À l’approche des Cannes Lions, Stratégies a pu échanger avec David Droga, le créatif le plus primé de tous les temps. Le PDG d’Accenture Song dévoile les ambitions de l’agence internationale et revient sur l’évolution du secteur de la pub avec la naissance de nouvelles technologies.
Il est sans aucun doute le créatif le plus vénéré au monde. David Droga, 55 ans, fondateur de Droga5 et PDG d’Accenture Song, est le plus primé de tous les temps aux Cannes Lions et le plus jeune récipiendaire du Lion de St. Mark - venant récompenser sa carrière consacrée à la créativité en communication. Dans une interview exclusive avec Stratégies, la mégastar australienne parle de créativité, d’IA, de Lions… et dévoile les ambitions d’Accenture Song, qui a remporté le budget mondial de Peugeot, en France. (L’entretien est disponible en version anglaise ici)
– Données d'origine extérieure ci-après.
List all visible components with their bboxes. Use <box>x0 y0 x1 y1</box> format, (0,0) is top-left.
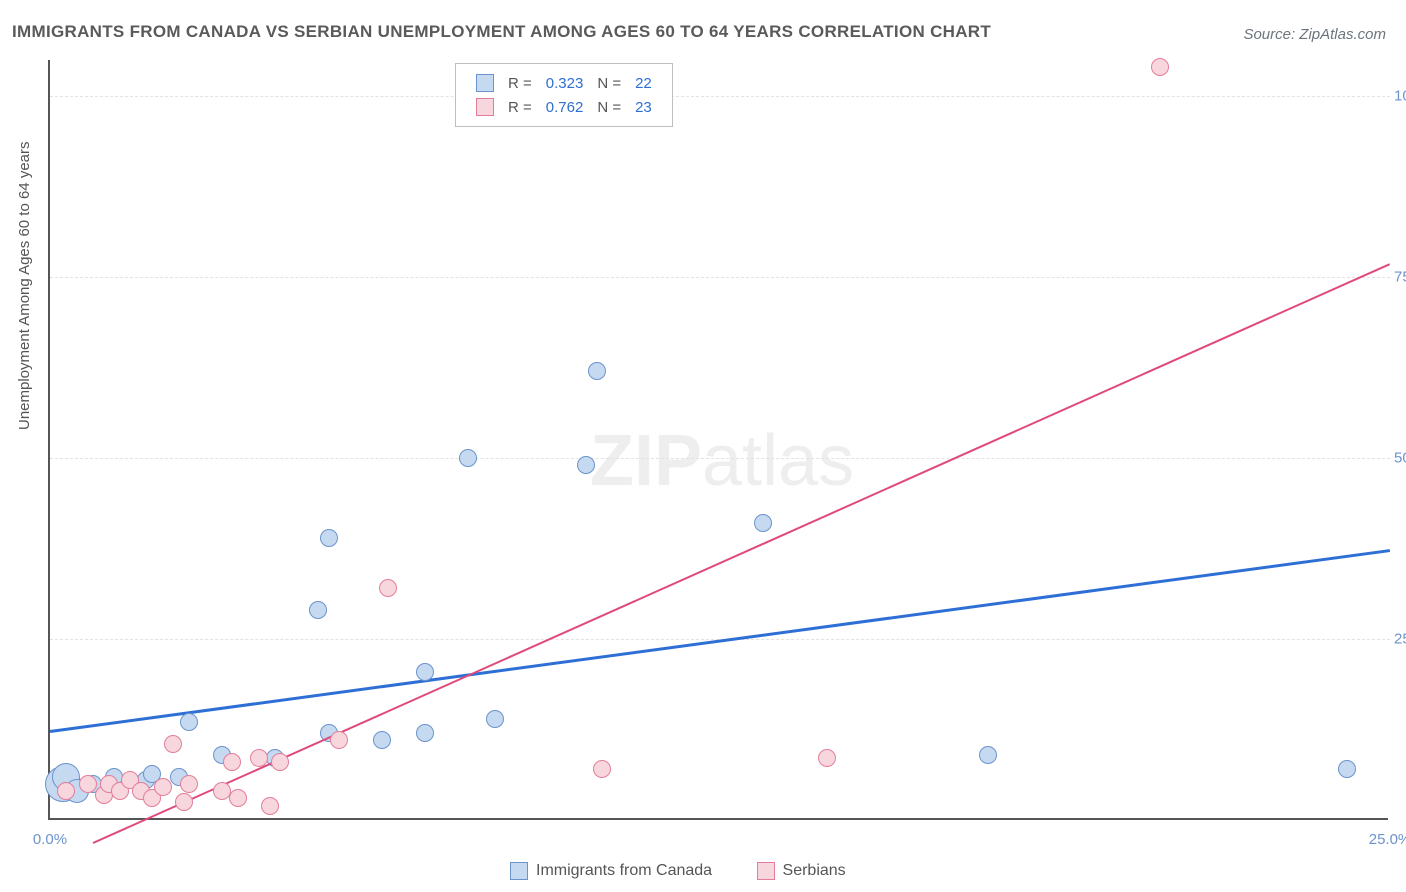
n-label: N = <box>591 96 627 118</box>
n-label: N = <box>591 72 627 94</box>
point-canada <box>309 601 327 619</box>
swatch-serbians <box>476 98 494 116</box>
point-canada <box>459 449 477 467</box>
x-tick-label: 25.0% <box>1369 831 1406 848</box>
r-label: R = <box>502 72 538 94</box>
legend-item-canada: Immigrants from Canada <box>510 862 712 880</box>
point-serbians <box>57 782 75 800</box>
gridline <box>50 277 1390 278</box>
point-serbians <box>180 775 198 793</box>
legend-row-canada: R = 0.323 N = 22 <box>470 72 658 94</box>
point-serbians <box>1151 58 1169 76</box>
point-serbians <box>164 735 182 753</box>
watermark: ZIPatlas <box>590 420 854 502</box>
gridline <box>50 96 1390 97</box>
n-value-canada: 22 <box>629 72 658 94</box>
swatch-canada-icon <box>510 862 528 880</box>
point-canada <box>754 514 772 532</box>
y-tick-label: 25.0% <box>1388 631 1406 648</box>
y-tick-label: 75.0% <box>1388 269 1406 286</box>
r-label: R = <box>502 96 538 118</box>
point-canada <box>1338 760 1356 778</box>
point-serbians <box>593 760 611 778</box>
point-canada <box>180 713 198 731</box>
point-serbians <box>261 797 279 815</box>
point-serbians <box>818 749 836 767</box>
point-canada <box>979 746 997 764</box>
point-serbians <box>223 753 241 771</box>
r-value-canada: 0.323 <box>540 72 590 94</box>
bottom-legend: Immigrants from Canada Serbians <box>510 862 886 880</box>
legend-label-canada: Immigrants from Canada <box>536 862 712 879</box>
r-value-serbians: 0.762 <box>540 96 590 118</box>
point-canada <box>416 724 434 742</box>
point-serbians <box>271 753 289 771</box>
point-serbians <box>379 579 397 597</box>
trendline-canada <box>50 549 1390 732</box>
point-canada <box>320 529 338 547</box>
plot-area: ZIPatlas 25.0%50.0%75.0%100.0%0.0%25.0% <box>48 60 1388 820</box>
chart-container: IMMIGRANTS FROM CANADA VS SERBIAN UNEMPL… <box>0 0 1406 892</box>
swatch-canada <box>476 74 494 92</box>
point-serbians <box>330 731 348 749</box>
correlation-legend: R = 0.323 N = 22 R = 0.762 N = 23 <box>455 63 673 127</box>
y-axis-label: Unemployment Among Ages 60 to 64 years <box>16 141 33 430</box>
legend-item-serbians: Serbians <box>757 862 846 880</box>
swatch-serbians-icon <box>757 862 775 880</box>
point-canada <box>486 710 504 728</box>
point-canada <box>416 663 434 681</box>
y-tick-label: 100.0% <box>1388 88 1406 105</box>
chart-title: IMMIGRANTS FROM CANADA VS SERBIAN UNEMPL… <box>12 22 991 42</box>
point-serbians <box>79 775 97 793</box>
point-serbians <box>250 749 268 767</box>
source-label: Source: ZipAtlas.com <box>1243 26 1386 43</box>
legend-row-serbians: R = 0.762 N = 23 <box>470 96 658 118</box>
point-serbians <box>175 793 193 811</box>
x-tick-label: 0.0% <box>33 831 67 848</box>
point-canada <box>588 362 606 380</box>
legend-label-serbians: Serbians <box>783 862 846 879</box>
point-serbians <box>154 778 172 796</box>
gridline <box>50 458 1390 459</box>
y-tick-label: 50.0% <box>1388 450 1406 467</box>
point-canada <box>577 456 595 474</box>
point-canada <box>373 731 391 749</box>
n-value-serbians: 23 <box>629 96 658 118</box>
point-serbians <box>229 789 247 807</box>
Tout d’abord, David, à combien de Cannes Lions avez-vous assisté et quels sont vos meilleurs souvenirs du festival ?
David Droga. Cette année, je crois que c’est mon 25e festival ! J’ai pu l’explorer de bien des points de vue et j’en ai apprécié chaque dimension car il n’est jamais le même. C’est l’une des nombreuses raisons pour lesquelles je l’aime. En dehors de l’aspect social, qui me permet de revivre ma carrière, car je peux revoir des personnes avec qui j’ai travaillé, en Australie, en Asie, j’aime voir l’impact du travail créatif, comment il a mûri, évolué et diversifié. Évidemment, le festival s’est considérablement étendu, avec toutes les autres industries qui se sont ralliées et ont joint leurs forces et se sont en quelque sorte attachées à lui. Regarder toutes ces strates, c’est un peu comme compter les anneaux d’un tronc d’arbre. Il suffit de regarder la plage… Les fêtes sur le rivage disent à elles-seules qui a de l’argent dans l’industrie : des holdings aux entreprises de médias, des entreprises de divertissement aux entreprises technologiques, aux plateformes… Le festival constitue en quelque sorte un instantané pris sur le vif. De plus, personnellement, je suis conscient que le festival a toujours été gentil avec moi (sourire) ! Je reste motivé et inspiré par ce qui s’y passe : la nécessité de la créativité reste le cœur, la substantifique moelle du festival.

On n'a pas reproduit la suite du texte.